HUMAN BRAIN PROJECTHow does experience change the brain’s structure and connectivity? Researchers know, for example, that suturing shut one eye of a young rodent leads to dramatic changes in the brain regions receiving visual input, Tomomi Shimogori of the RIKEN Brain Science Institute said yesterday (November 14) at the Society for Neuroscience (SfN) meeting in San Diego, California. However “we don’t know which exact experience changes which neural circuit,” Shimogori said. “Moreover we don’t know what is the molecular basis that is controlling this dynamic structural change during the critical period.”
Experience can also affect the brain in adulthood. In a separate session, on the neural basis of emotion, Leonie Koban of the University of Colorado Boulder discussed the roles of both learning and of social influence on perceptions of pain in response to a one-second heat stimulus. Koban and colleagues found that both factors played a role in...
Across subfields of neuroscience, a recurring challenge has been that most experimental work is limited to rodents.
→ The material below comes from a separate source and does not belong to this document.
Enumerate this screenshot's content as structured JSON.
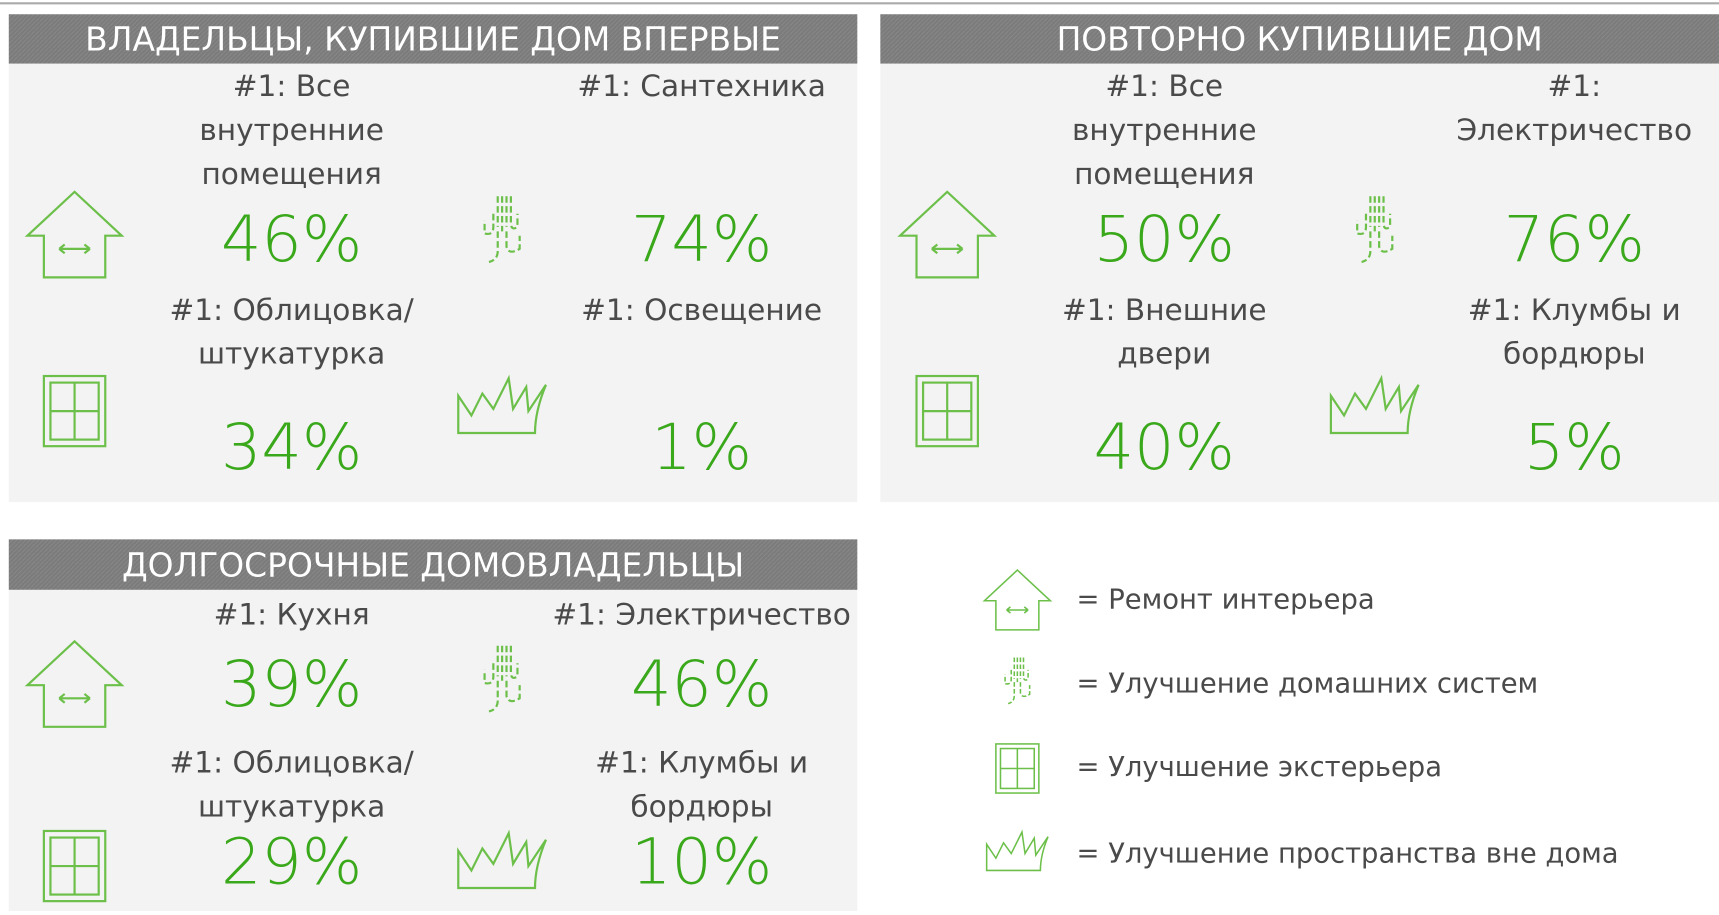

But the mouse brain is dramatically different from the human one, both in size as well as structure and function. For this reason, researchers are beginning to look to nonhuman primates as study subjects. For example, Shimogori and colleagues involved with the Japanese Brain/Minds initiative are developing the Marmoset Gene Atlas detailing gene expression patterns in the marmoset brain.
Researchers studying neurological and neuropsychiatric diseases, such as autism spectrum disorders and schizophrenia, are also looking to nonhuman primates as better models of brain function. Zilong Qiu of the Institute of Neuroscience in Shanghai, China, and colleagues have developed transgenic monkeys that carry a certain autism risk gene (MECP2) variant and display repetitive and antisocial behaviors that seem to mirror those seen in children with autism. The work is still early-stage, however; it remains to be seen whether the monkeys will be useful models of autism.